Evaluation of scientific CMOS sensors for sky survey applications
Sergey Karpov, Armelle Bajat, Asen Christov, Michael Prouza, Grigory, Beskin

TL;DR
This paper evaluates scientific CMOS sensors for sky survey use, focusing on their stability, linearity, and persistence through lab and on-sky tests, highlighting their potential as alternatives to CCD detectors.
Contribution
It provides a comprehensive characterization of sCMOS sensors for astronomical surveys, including stability, linearity, and on-sky performance, which was previously lacking.
Findings
sCMOS sensors show good temporal stability and linearity
Image persistence is manageable for sky survey applications
On-sky tests demonstrate suitability for wide-field astronomical imaging
Abstract
Scientific CMOS image sensors are a modern alternative for a typical CCD detectors, as they offer both low read-out noise, large sensitive area, and high frame rates.

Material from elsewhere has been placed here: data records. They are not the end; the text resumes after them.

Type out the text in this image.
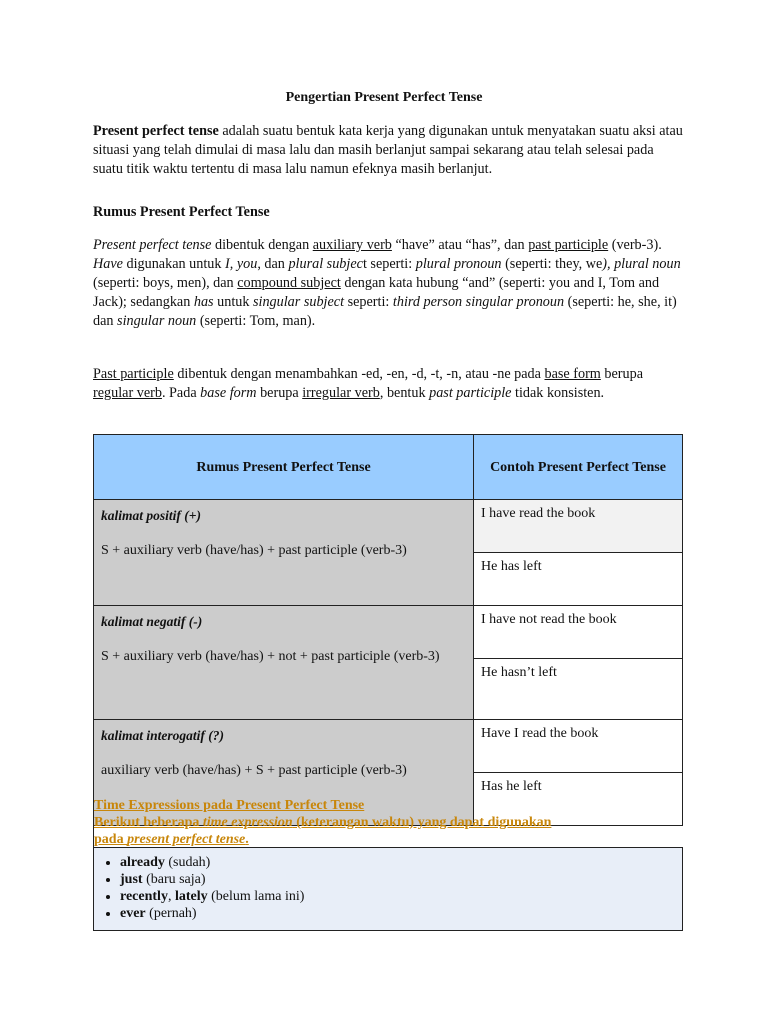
Pengertian Present Perfect Tense
Present perfect tense adalah suatu bentuk kata kerja yang digunakan untuk menyatakan suatu aksi atau situasi yang telah dimulai di masa lalu dan masih berlanjut sampai sekarang atau telah selesai pada suatu titik waktu tertentu di masa lalu namun efeknya masih berlanjut.
Rumus Present Perfect Tense
Present perfect tense dibentuk dengan auxiliary verb “have” atau “has”, dan past participle (verb-3). Have digunakan untuk I, you, dan plural subject seperti: plural pronoun (seperti: they, we), plural noun (seperti: boys, men), dan compound subject dengan kata hubung “and” (seperti: you and I, Tom and Jack); sedangkan has untuk singular subject seperti: third person singular pronoun (seperti: he, she, it) dan singular noun (seperti: Tom, man).
Past participle dibentuk dengan menambahkan -ed, -en, -d, -t, -n, atau -ne pada base form berupa regular verb. Pada base form berupa irregular verb, bentuk past participle tidak konsisten.
Rumus Present Perfect Tense	Contoh Present Perfect Tense

kalimat positif (+)
S + auxiliary verb (have/has) + past participle (verb-3)	I have read the book
	He has left

kalimat negatif (-)
S + auxiliary verb (have/has) + not + past participle (verb-3)	I have not read the book
	He hasn’t left

kalimat interogatif (?)
auxiliary verb (have/has) + S + past participle (verb-3)	Have I read the book
	Has he left
Time Expressions pada Present Perfect Tense
Berikut beberapa time expression (keterangan waktu) yang dapat digunakan
pada present perfect tense.
• already (sudah)
• just (baru saja)
• recently, lately (belum lama ini)
• ever (pernah)
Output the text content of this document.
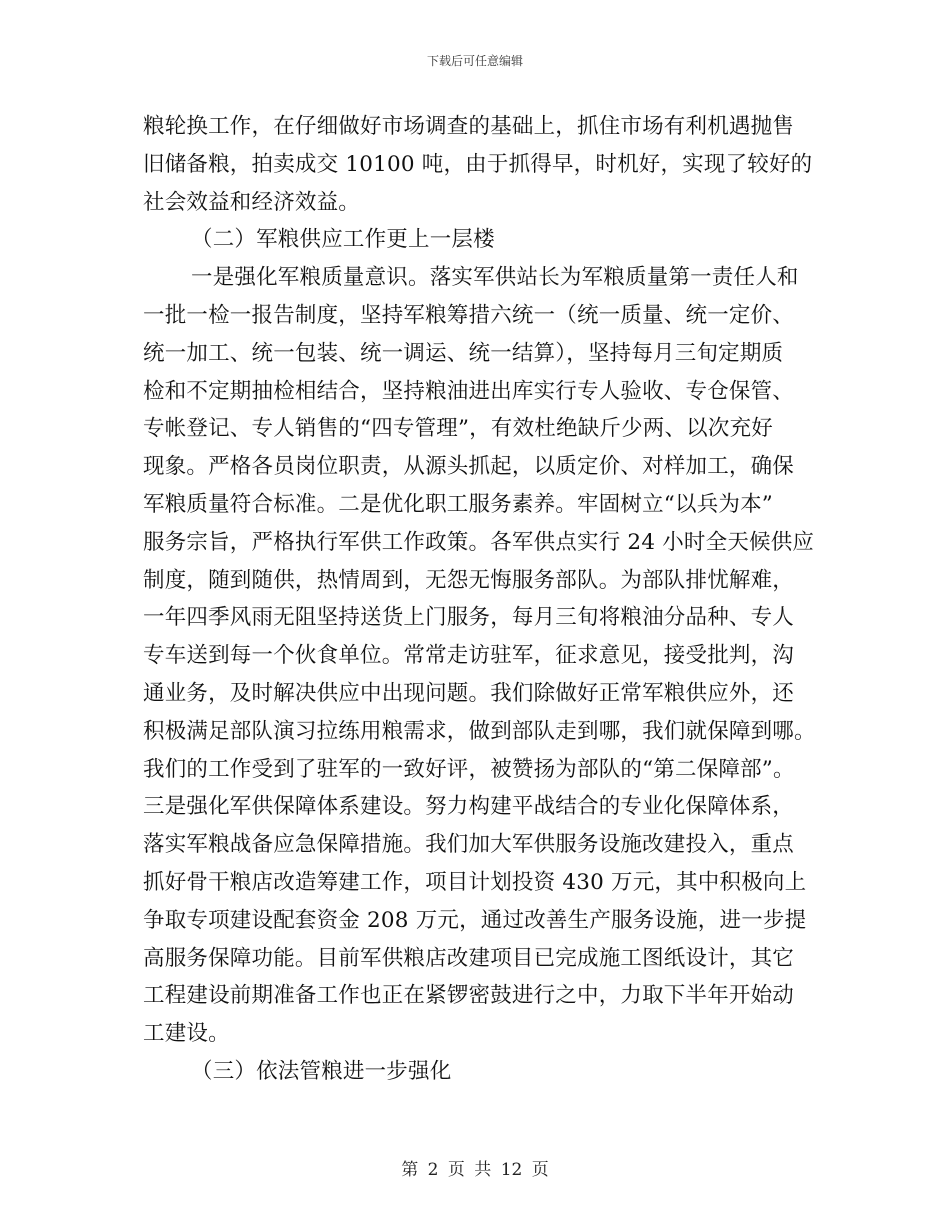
下载后可任意编辑
粮轮换工作，在仔细做好市场调查的基础上，抓住市场有利机遇抛售
旧储备粮，拍卖成交 10100 吨，由于抓得早，时机好，实现了较好的
社会效益和经济效益。
（二）军粮供应工作更上一层楼
一是强化军粮质量意识。落实军供站长为军粮质量第一责任人和
一批一检一报告制度，坚持军粮筹措六统一（统一质量、统一定价、
统一加工、统一包装、统一调运、统一结算），坚持每月三旬定期质
检和不定期抽检相结合，坚持粮油进出库实行专人验收、专仓保管、
专帐登记、专人销售的“四专管理”，有效杜绝缺斤少两、以次充好
现象。严格各员岗位职责，从源头抓起，以质定价、对样加工，确保
军粮质量符合标准。二是优化职工服务素养。牢固树立“以兵为本”
服务宗旨，严格执行军供工作政策。各军供点实行 24 小时全天候供应
制度，随到随供，热情周到，无怨无悔服务部队。为部队排忧解难，
一年四季风雨无阻坚持送货上门服务，每月三旬将粮油分品种、专人
专车送到每一个伙食单位。常常走访驻军，征求意见，接受批判，沟
通业务，及时解决供应中出现问题。我们除做好正常军粮供应外，还
积极满足部队演习拉练用粮需求，做到部队走到哪，我们就保障到哪。
我们的工作受到了驻军的一致好评，被赞扬为部队的“第二保障部”。
三是强化军供保障体系建设。努力构建平战结合的专业化保障体系，
落实军粮战备应急保障措施。我们加大军供服务设施改建投入，重点
抓好骨干粮店改造筹建工作，项目计划投资 430 万元，其中积极向上
争取专项建设配套资金 208 万元，通过改善生产服务设施，进一步提
高服务保障功能。目前军供粮店改建项目已完成施工图纸设计，其它
工程建设前期准备工作也正在紧锣密鼓进行之中，力取下半年开始动
工建设。
（三）依法管粮进一步强化
第 2 页 共 12 页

All these makes them promising devices for a modern wide-field sky surveys. However, the peculiarities of CMOS technology have to be properly taken into account when analyzing the data. In order to characterize these, we performed an extensive laboratory testing of two Andor cameras based on sCMOS chips -- Andor Neo and Andor Marana. Here we report its results, especially on the temporal stability, linearity and image persistence. We also present the results of an on-sky testing of these sensors connected to a wide-field lenses, and discuss its applications for an astronomical sky surveys.